Regarding 4x SIMD32 per CU, I believe it is possible. I think the enum value of
NUM_SIMD_PER_CU = 4 is actually correct.
The gfx_v11.c code is just copied from Navi10. So it is not updated yet in so many places. So they may indeed use the actual SIMD count from soc21, fingers crossed but no reason to think otherwise
Golden registers are not there, RAS is not there, firmware is not there and not uploaded in LVFS yet. Still long way to go.
I think they are just doing final bringup and have not got everything done. After that they will push the rest of the code.
Just a reminder, driver for every new ASIC is get developed initially on emulator as usual.
Once the new merge Window opens up with Linux 5.20, expect another burst of changes. Couple of weeks from now.
Another thing I have noticed is that N31 has no XGMI, no support added uptil now.
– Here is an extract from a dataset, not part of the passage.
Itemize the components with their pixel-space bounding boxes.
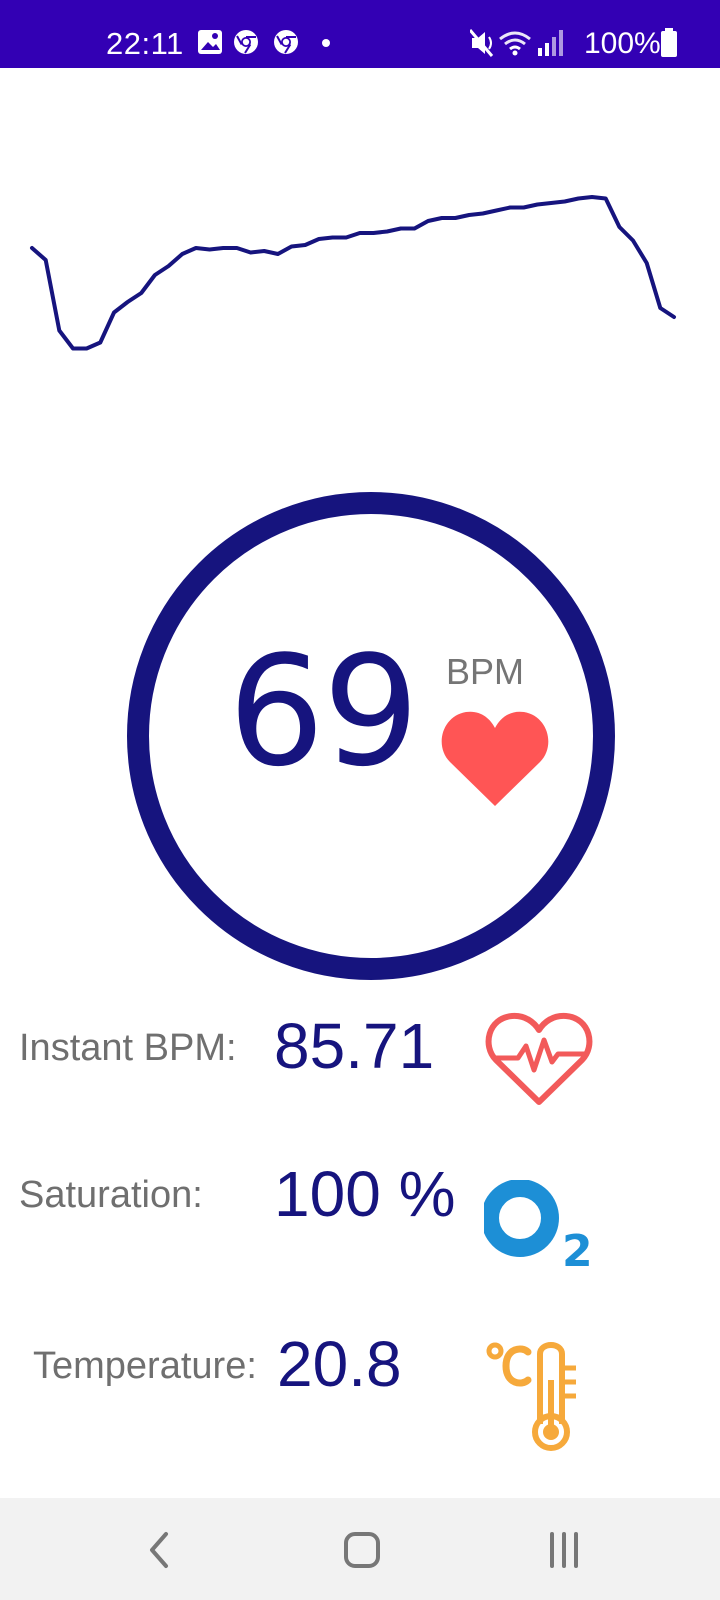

N21 used up around a good chunk of mm2 for XGMI alone and only used in Radeon Pro W6800X for Apple.
Regarding MCD, I think 32MiB is just too small, like 35mm2 per MCD including UMC+PHY. Quite weird to have so small chiplets, Packaging overhead could be a thing,
It should be at least 64MiB each, it would take the MCD to around 60-65mm2 in size. Otherwise might just make a single MCD of 64 MiB instead of 2x 32 MiB chiplets
Also would make N32 carry more cache than N21 (i.e. 256 MiB and not 128 MiB if it were 32 MiB per MCD) considering it is so much more potent and needs the BW.